The separation of DNA/RNA fragments or a protein sample based on size can be useful in many applications, but visualizing samples on a gel does not give any information about the identity of the sample (i.e. which gene fragment, mRNA or protein you are looking at). So how can you pick out the band you’re interested in? E.M. Southern answered this question when he developed a method that was subsequently named after him, the Southern Blot.
The Southern Blot takes advantage of the fact that DNA fragments will stick to a nylon or nitrocellulose membrane. The membrane is laid on top of the agarose gel and absorbent material (e.g. paper towels or a sponge) is placed on top. With time, the DNA fragments will travel from the gel to the membrane by capillary action as surrounding liquid is drawn up to the absorbent material on top. After the transfer of DNA fragments has occurred, the membrane is washed, then the DNA fragments are permanently fixed to the membrane by heating or exposing it to UV light. The membrane is now a mirror image of the agarose gel.
To figure out where the DNA fragment of interest is located, the membrane must be probed. A DNA fragment is synthesized that is complementary to the fragment of interest. The probe is also labeled (there are several ways of doing this: radioactively, with a fluorophore, biotin labeled, etc.) to allow identification. The membrane is washed with the probe, and if the probe finds its complementary strand of DNA on the membrane it will bind to it. The membrane is then washed to remove excess probe, and the membrane is viewed appropriately (i.e. if the probe was radioactively labeled, autoradiography is used to visualize the membrane). The location of the gene of interest can be determined easily.
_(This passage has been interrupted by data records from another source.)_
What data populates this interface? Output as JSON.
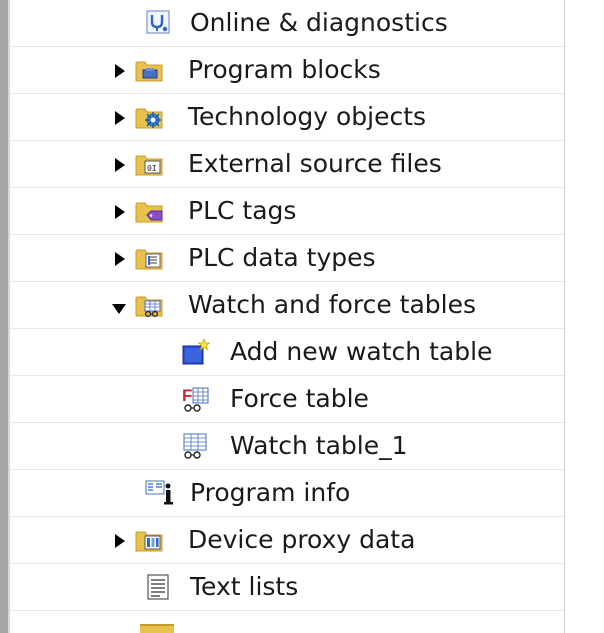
{
  "tree": {
    "items": [
      {
        "label": "Online & diagnostics",
        "icon": "online-diagnostics-icon",
        "expander": "none",
        "indent": 1
      },
      {
        "label": "Program blocks",
        "icon": "folder-program-blocks-icon",
        "expander": "collapsed",
        "indent": 1
      },
      {
        "label": "Technology objects",
        "icon": "folder-technology-objects-icon",
        "expander": "collapsed",
        "indent": 1
      },
      {
        "label": "External source files",
        "icon": "folder-external-source-icon",
        "expander": "collapsed",
        "indent": 1
      },
      {
        "label": "PLC tags",
        "icon": "folder-plc-tags-icon",
        "expander": "collapsed",
        "indent": 1
      },
      {
        "label": "PLC data types",
        "icon": "folder-plc-data-types-icon",
        "expander": "collapsed",
        "indent": 1
      },
      {
        "label": "Watch and force tables",
        "icon": "folder-watch-force-icon",
        "expander": "expanded",
        "indent": 1
      },
      {
        "label": "Add new watch table",
        "icon": "add-new-icon",
        "expander": "none",
        "indent": 2
      },
      {
        "label": "Force table",
        "icon": "force-table-icon",
        "expander": "none",
        "indent": 2
      },
      {
        "label": "Watch table_1",
        "icon": "watch-table-icon",
        "expander": "none",
        "indent": 2
      },
      {
        "label": "Program info",
        "icon": "program-info-icon",
        "expander": "none",
        "indent": 1
      },
      {
        "label": "Device proxy data",
        "icon": "folder-device-proxy-icon",
        "expander": "collapsed",
        "indent": 1
      },
      {
        "label": "Text lists",
        "icon": "text-lists-icon",
        "expander": "none",
        "indent": 1
      }
    ]
  },
  "colors": {
    "folder": "#e8c24f",
    "folder_dark": "#c89a26",
    "accent_blue": "#2f66c8",
    "accent_red": "#c8282d",
    "text": "#1a1a1a"
  }
}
The procedure for identifying RNA fragments is very similar, and in reference to E.M. Southern, this procedure was called the Northern Blot.
The method of identifying specific proteins is called the Western Blot and uses the same principles as the Southern Blot, but there are some important differences. First, the proteins are transferred to the nylon membrane by electrophoresis instead of capillary action. A current is applied across the gel/membrane complex to transfer the negatively charged proteins. Also, instead of a complementary oligonucleotide probe, Western blotting relies on a protein/antibody reaction. A primary antibody that is specific to the protein of interest is used as the probe. Then, a secondary antibody that is specific to the primary antibody is added. The label is attached to the secondary antibody. The primary antibody must be selected so that it is specific only to the protein you are interested in.